The subspecies T. s. polystictus, Damara tiger snake, is found in the highveld of Namibia and northwest South Africa, has a more mottled appearance and more black bands (up to 75), and may be a separate species.

==Habitat and behaviour==
Telescopus semiannulatus is found in both dry and humid subtropical and tropical habitats, from rocky desert, scrub and savanna, to lowland forest. Largely terrestrial but sometimes arboreal, it shelters under bark and rock or in thatched roofs. It is a nocturnal snake.

==Venom==
Telescopus semiannulatus is rear-fanged and mildly venomous, but not dangerous to humans. Localized swelling might occur. Because Telescopus semiannulatus feeds mostly on lizards, the venom is more effective on other reptiles.

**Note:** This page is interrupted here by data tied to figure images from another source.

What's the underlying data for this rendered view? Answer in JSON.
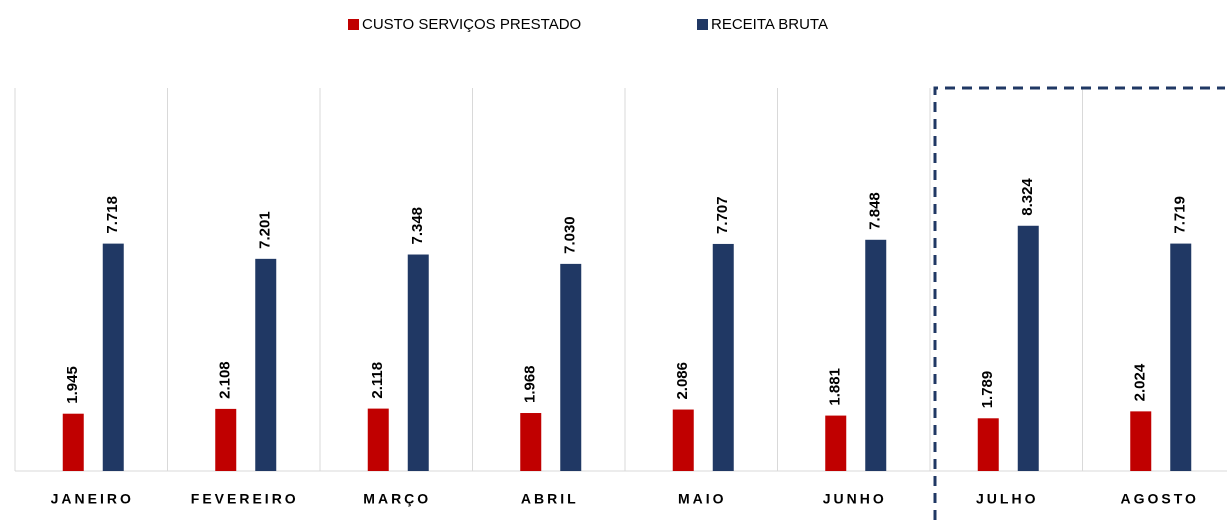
{
  "chart_data": {
    "type": "bar",
    "categories": [
      "JANEIRO",
      "FEVEREIRO",
      "MARÇO",
      "ABRIL",
      "MAIO",
      "JUNHO",
      "JULHO",
      "AGOSTO"
    ],
    "series": [
      {
        "name": "CUSTO SERVIÇOS PRESTADO",
        "color": "#c00000",
        "values": [
          1945,
          2108,
          2118,
          1968,
          2086,
          1881,
          1789,
          2024
        ],
        "value_labels": [
          "1.945",
          "2.108",
          "2.118",
          "1.968",
          "2.086",
          "1.881",
          "1.789",
          "2.024"
        ]
      },
      {
        "name": "RECEITA BRUTA",
        "color": "#203864",
        "values": [
          7718,
          7201,
          7348,
          7030,
          7707,
          7848,
          8324,
          7719
        ],
        "value_labels": [
          "7.718",
          "7.201",
          "7.348",
          "7.030",
          "7.707",
          "7.848",
          "8.324",
          "7.719"
        ]
      }
    ],
    "ylim": [
      0,
      13000
    ]
  }
}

The fangs are grooved rather than hollow. When Telescopus semiannulatus grabs onto its prey, it holds on and chews venom into the wound, adding constriction to immobilize prey.

==Diet==
Its diet is largely lizards, especially geckos, but also small rodents and fledgling birds and bats.

==Captivity==
Initially T. semiannulatus strikes readily, but the venom is not dangerous to humans, and it tames quickly. In captivity it accepts geckos while larger individuals will take half-grown mice. Even smaller animals are eating fresh born mice. In captivity it gets really calm and is interested in the things that happen around.

==Breeding==
The tiger snake is oviparous. Females lay half a dozen to several dozen eggs in damp leaf litter.